= Easter Island Foundation =

US-based non-profit organization

The Easter Island Foundation (EIF) is a public 501(c)(3) non-profit organization registered in California. Established in 1989, the foundation supports the preservation of Rapa Nui (Easter Island) heritage and other Polynesian islands and culture, primarily through educational initiatives. It is governed by a volunteer Board of Directors comprising professionals from various fields, including anthropology, art, education, information technology, management, and fundraising, all of whom share an interest in the history and culture of Rapa Nui and other Polynesian islands.

==Mission==
Easter Island, located in the southeastern Pacific Ocean between Tahiti and South America, is known for its significant archaeological sites, many of which have been the subject of international scientific research.

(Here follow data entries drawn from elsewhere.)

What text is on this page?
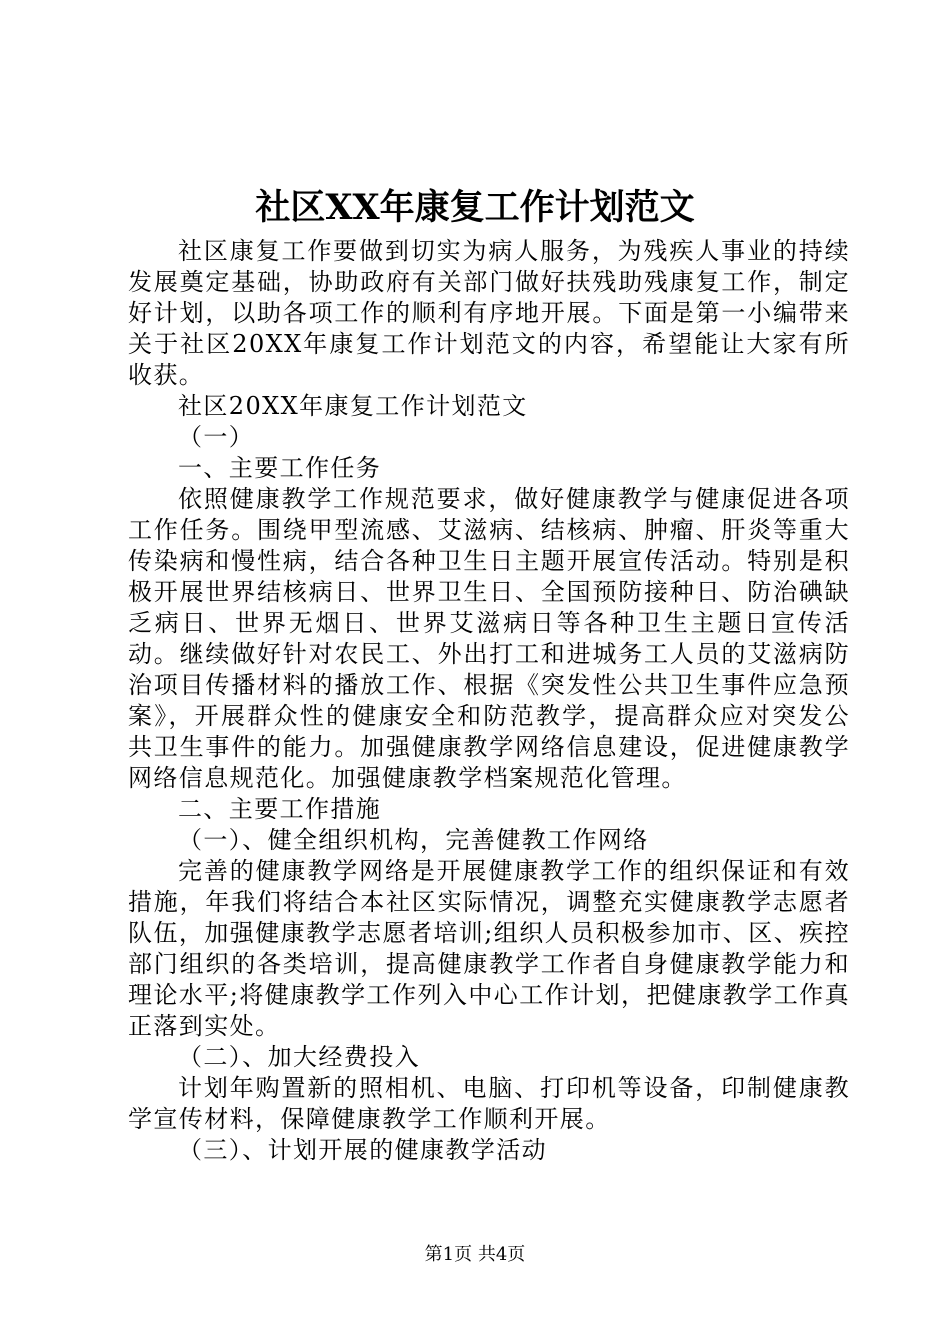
社区XX年康复工作计划范文

社区康复工作要做到切实为病人服务，为残疾人事业的持续发展奠定基础，协助政府有关部门做好扶残助残康复工作，制定好计划，以助各项工作的顺利有序地开展。下面是第一小编带来关于社区20XX年康复工作计划范文的内容，希望能让大家有所收获。

社区20XX年康复工作计划范文

（一）

一、主要工作任务

依照健康教学工作规范要求，做好健康教学与健康促进各项工作任务。围绕甲型流感、艾滋病、结核病、肿瘤、肝炎等重大传染病和慢性病，结合各种卫生日主题开展宣传活动。特别是积极开展世界结核病日、世界卫生日、全国预防接种日、防治碘缺乏病日、世界无烟日、世界艾滋病日等各种卫生主题日宣传活动。继续做好针对农民工、外出打工和进城务工人员的艾滋病防治项目传播材料的播放工作、根据《突发性公共卫生事件应急预案》，开展群众性的健康安全和防范教学，提高群众应对突发公共卫生事件的能力。加强健康教学网络信息建设，促进健康教学网络信息规范化。加强健康教学档案规范化管理。

二、主要工作措施

（一）、健全组织机构，完善健教工作网络

完善的健康教学网络是开展健康教学工作的组织保证和有效措施，年我们将结合本社区实际情况，调整充实健康教学志愿者队伍，加强健康教学志愿者培训;组织人员积极参加市、区、疾控部门组织的各类培训，提高健康教学工作者自身健康教学能力和理论水平;将健康教学工作列入中心工作计划，把健康教学工作真正落到实处。

（二）、加大经费投入

计划年购置新的照相机、电脑、打印机等设备，印制健康教学宣传材料，保障健康教学工作顺利开展。

（三）、计划开展的健康教学活动

第1页 共4页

Despite ongoing studies, numerous aspects of the island's past remain unresolved. In recent years, increased tourism, development, and limited infrastructure have posed challenges to the preservation of its cultural and archaeological heritage.

==Objectives==
- To promote an interest in research on Easter Island and other Pacific islands by anthropologists, archaeologists, linguists, environmentalists, and members of other scientific, historical, and cultural disciplines.
- To work toward the conservation and preservation of Easter Island's cultural heritage and environmental character as well as historic sites and monuments in Polynesia.
- To inform and educate local, national, and international groups and communities in addition to the general public with regard to Easter Island's unique heritage and priceless monumental treasures.
- To facilitate communication about Easter Island and other Pacific islands among scientific disciplines, historians, and other interested parties through publication of journals, books, guides, and other media-related sources and conferences.
- To develop an endowment fund through investments, bequests, corporate and Easter Island Foundation contributions, and other related sources — to provide a pool of financial resources for the support of the Foundation's programs.
- To help support the William Mulloy Library for the study of Easter Island and various related disciplines, in association with the island's Museo Antropológico Padre Sebastián Englert.
- To provide a scholarship program for promising Rapa Nui secondary and college students to ensure them an opportunity for advanced academic studies.
- To encourage economic development activities on Easter Island that will benefit the Rapa Nui and that will honor and maintain the cultural and environmental character of the island.

==Activities==
The EIF helps fund archaeological research on Rapa Nui and other Polynesian islands, and provides Rapa Nui students with scholarships for higher education. The EIF also sponsors conferences about Rapa Nui and Polynesia.